We utilize the liability method of accounting for income taxes. The following table presents our effective tax rates based upon our provision for income taxes for the periods shown:

 

  

Three Months Ended

March 31,

  

Nine Months Ended

March 31,

 
   2018   2017   2018   2017 
Effective tax rate   8%    12%    460%    26% 

 

The difference between our effective tax rates in the periods presented above and the federal statutory rate is primarily due to a tax benefit from our domestic losses being recorded with a full valuation allowance, as well as the effect of foreign earnings taxed at rates differing from the federal statutory rate.

 

We record net deferred tax assets to the extent we believe it is more likely than not that these assets will be realized. Due to our cumulative losses and uncertainty of generating future taxable income, we have provided a full valuation allowance against our net deferred tax assets as of March 31, 2018 and June 30, 2017.

 

Tax Cuts and Jobs Act

 

In December 2017, the U.S. enacted the Tax Cuts and Jobs Act (the “2017 Act”), which changes existing U.S. tax law and includes various provisions that are expected to affect companies. Among other things, the 2017 Act (i) lowers U.S. corporate tax rates and implements a territorial tax system, (ii) generally reduces a company’s ability to utilize accumulated net operating losses and (iii) requires the calculation of a one-time transition tax on certain previously unrepatriated foreign earnings and profits (“E&P”) as part of the transition to the new territorial tax system. In addition, the 2017 Act impacts a company’s estimates of its deferred tax assets and liabilities.

 

Pursuant to U.S. GAAP, changes in tax rates and tax laws are accounted for in the period of enactment, and the resulting effects are recorded as discrete components of the income tax provision related to continuing operations in the same period. We are in the process of evaluating the impact of the 2017 Act on our financial statements. Based on our initial assessments to date, we expect the one-time transition tax on certain foreign E&P to have a minimal impact on us as we anticipate that we will be able to utilize our existing net operating losses to substantially offset any taxes payable on foreign E&P. Additionally, we expect significant adjustments to our gross deferred tax assets and liabilities; however, we also expect to record a corresponding offset to our estimated full valuation allowance against our net deferred tax assets, which should result in minimal net effect to our provision for income taxes.
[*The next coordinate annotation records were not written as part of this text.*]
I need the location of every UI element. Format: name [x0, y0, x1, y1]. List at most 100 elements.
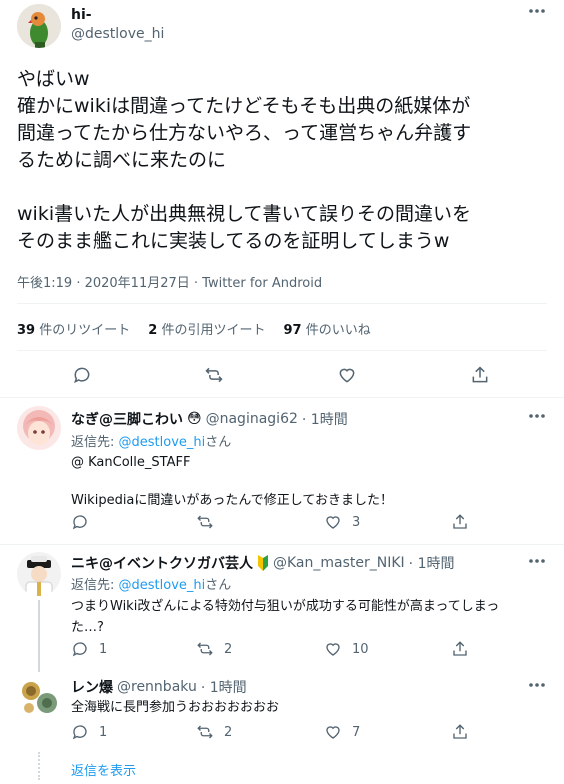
avatar[interactable]: [17, 4, 61, 48]
retweet-count: 2: [224, 641, 233, 657]
likes-count: 97: [283, 323, 302, 338]
like-action[interactable]: 7: [324, 723, 360, 741]
handle[interactable]: @destlove_hi: [71, 26, 164, 42]
reply-header: ニキ@イベントクソガバ芸人 @Kan_master_NIKI · 1時間: [71, 553, 454, 573]
retweets-label: 件のリツイート: [39, 323, 131, 338]
tweet-text-line: 間違ってたから仕方ないやろ、って運営ちゃん弁護す: [17, 122, 472, 144]
reply-icon: [72, 642, 87, 657]
likes-stat[interactable]: 97 件のいいね: [283, 319, 370, 338]
share-action[interactable]: [451, 640, 469, 658]
more-icon[interactable]: [528, 411, 546, 421]
retweets-stat[interactable]: 39 件のリツイート: [17, 319, 130, 338]
timestamp[interactable]: · 1時間: [302, 409, 348, 429]
likes-label: 件のいいね: [305, 323, 371, 338]
share-icon: [453, 641, 467, 656]
reply-text: つまりWiki改ざんによる特効付与狙いが成功する可能性が高まってしまっ た…?: [71, 596, 546, 638]
reply-text-line: た…?: [71, 620, 104, 635]
reply-action[interactable]: [71, 513, 99, 531]
reply-to-suffix: さん: [205, 578, 232, 593]
more-icon[interactable]: [528, 6, 546, 16]
tweet-text-line: 確かにwikiは間違ってたけどそもそも出典の紙媒体が: [17, 95, 471, 117]
retweet-action[interactable]: [196, 513, 224, 531]
tweet-text: やばいw 確かにwikiは間違ってたけどそもそも出典の紙媒体が 間違ってたから仕…: [17, 66, 547, 255]
like-count: 10: [352, 641, 369, 657]
avatar[interactable]: [17, 406, 61, 450]
display-name[interactable]: hi-: [71, 7, 92, 23]
beginner-mark-icon: [257, 555, 269, 571]
thread-connector: [38, 600, 40, 672]
reply-text-line: つまりWiki改ざんによる特効付与狙いが成功する可能性が高まってしまっ: [71, 599, 500, 614]
reply-text: @ KanColle_STAFF Wikipediaに間違いがあったんで修正して…: [71, 452, 541, 511]
reply-to: 返信先: @destlove_hiさん: [71, 431, 231, 450]
reply-icon: [72, 515, 87, 530]
like-icon[interactable]: [336, 364, 358, 386]
avatar[interactable]: [17, 552, 61, 596]
tweet-text-line: [17, 174, 547, 201]
reply-to-prefix: 返信先:: [71, 435, 119, 450]
avatar[interactable]: [17, 675, 61, 719]
reply-to-handle[interactable]: @destlove_hi: [119, 435, 206, 450]
reply-to-suffix: さん: [205, 435, 232, 450]
reply-header: レン爆 @rennbaku · 1時間: [71, 677, 247, 697]
like-count: 3: [352, 514, 361, 530]
display-name[interactable]: レン爆: [71, 677, 113, 697]
tweet-text-line: やばいw: [17, 68, 90, 90]
divider: [17, 350, 547, 351]
tweet-meta[interactable]: 午後1:19 · 2020年11月27日 · Twitter for Andro…: [17, 272, 322, 291]
show-replies-link[interactable]: 返信を表示: [71, 760, 136, 779]
reply-text-line: @ KanColle_STAFF: [71, 455, 191, 470]
reply-icon[interactable]: [71, 364, 93, 386]
like-icon: [326, 516, 340, 529]
retweet-action[interactable]: 2: [196, 640, 232, 658]
share-icon: [453, 514, 467, 529]
share-icon[interactable]: [469, 364, 491, 386]
reply-to-prefix: 返信先:: [71, 578, 119, 593]
like-action[interactable]: 10: [324, 640, 369, 658]
reply-count: 1: [99, 724, 108, 740]
like-action[interactable]: 3: [324, 513, 360, 531]
retweet-icon: [197, 642, 213, 656]
like-icon: [326, 726, 340, 739]
handle[interactable]: @rennbaku: [117, 679, 197, 695]
more-icon[interactable]: [528, 556, 546, 566]
reply-action[interactable]: 1: [71, 723, 107, 741]
like-icon: [326, 643, 340, 656]
handle[interactable]: @naginagi62: [206, 411, 298, 427]
tweet-text-line: るために調べに来たのに: [17, 149, 227, 171]
quotes-stat[interactable]: 2 件の引用ツイート: [148, 319, 265, 338]
divider: [17, 303, 547, 304]
reply-text-line: 全海戦に長門参加うおおおおおおお: [71, 700, 280, 715]
share-action[interactable]: [451, 723, 469, 741]
tweet-text-line: wiki書いた人が出典無視して書いて誤りその間違いを: [17, 203, 471, 225]
more-icon[interactable]: [528, 680, 546, 690]
retweet-icon[interactable]: [203, 364, 225, 386]
retweet-icon: [197, 725, 213, 739]
reply-text: 全海戦に長門参加うおおおおおおお: [71, 697, 279, 718]
retweet-icon: [197, 515, 213, 529]
timestamp[interactable]: · 1時間: [409, 553, 455, 573]
share-action[interactable]: [451, 513, 469, 531]
thread-dots: [38, 752, 40, 780]
tweet-stats: 39 件のリツイート 2 件の引用ツイート 97 件のいいね: [17, 319, 371, 338]
reply-to: 返信先: @destlove_hiさん: [71, 574, 231, 593]
share-icon: [453, 724, 467, 739]
like-count: 7: [352, 724, 361, 740]
tweet-text-line: そのまま艦これに実装してるのを証明してしまうw: [17, 230, 450, 252]
retweet-count: 2: [224, 724, 233, 740]
quotes-label: 件の引用ツイート: [161, 323, 266, 338]
timestamp[interactable]: · 1時間: [201, 677, 247, 697]
retweets-count: 39: [17, 323, 36, 338]
divider: [0, 397, 564, 398]
reply-count: 1: [99, 641, 108, 657]
display-name[interactable]: なぎ@三脚こわい: [71, 409, 183, 429]
reply-text-line: [71, 473, 541, 490]
reply-icon: [72, 725, 87, 740]
flushed-emoji: 😳: [187, 411, 202, 427]
reply-header: なぎ@三脚こわい 😳 @naginagi62 · 1時間: [71, 409, 348, 429]
reply-action[interactable]: 1: [71, 640, 107, 658]
reply-to-handle[interactable]: @destlove_hi: [119, 578, 206, 593]
display-name[interactable]: ニキ@イベントクソガバ芸人: [71, 553, 253, 573]
handle[interactable]: @Kan_master_NIKI: [273, 555, 405, 571]
divider: [0, 544, 564, 545]
retweet-action[interactable]: 2: [196, 723, 232, 741]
Since Lantronix has a June 30 fiscal year-end, the lower U.S. corporate tax rate will be phased in, resulting in a U.S. statutory federal rate of approximately 28% for our fiscal year ending June 30, 2018, and 21% for subsequent fiscal years.

 

In accordance with the SEC’s Staff Accounting Bulletin No. 118, we have not recorded any income tax effects of the 2017 Act in our financial statements (including any provisional amounts) because we do not yet have the necessary information available, prepared or analyzed in reasonable detail to complete the applicable accounting. We anticipate completing the analysis, and any resulting adjustments to our financial statements, by the end of our current fiscal year ending June 30, 2018.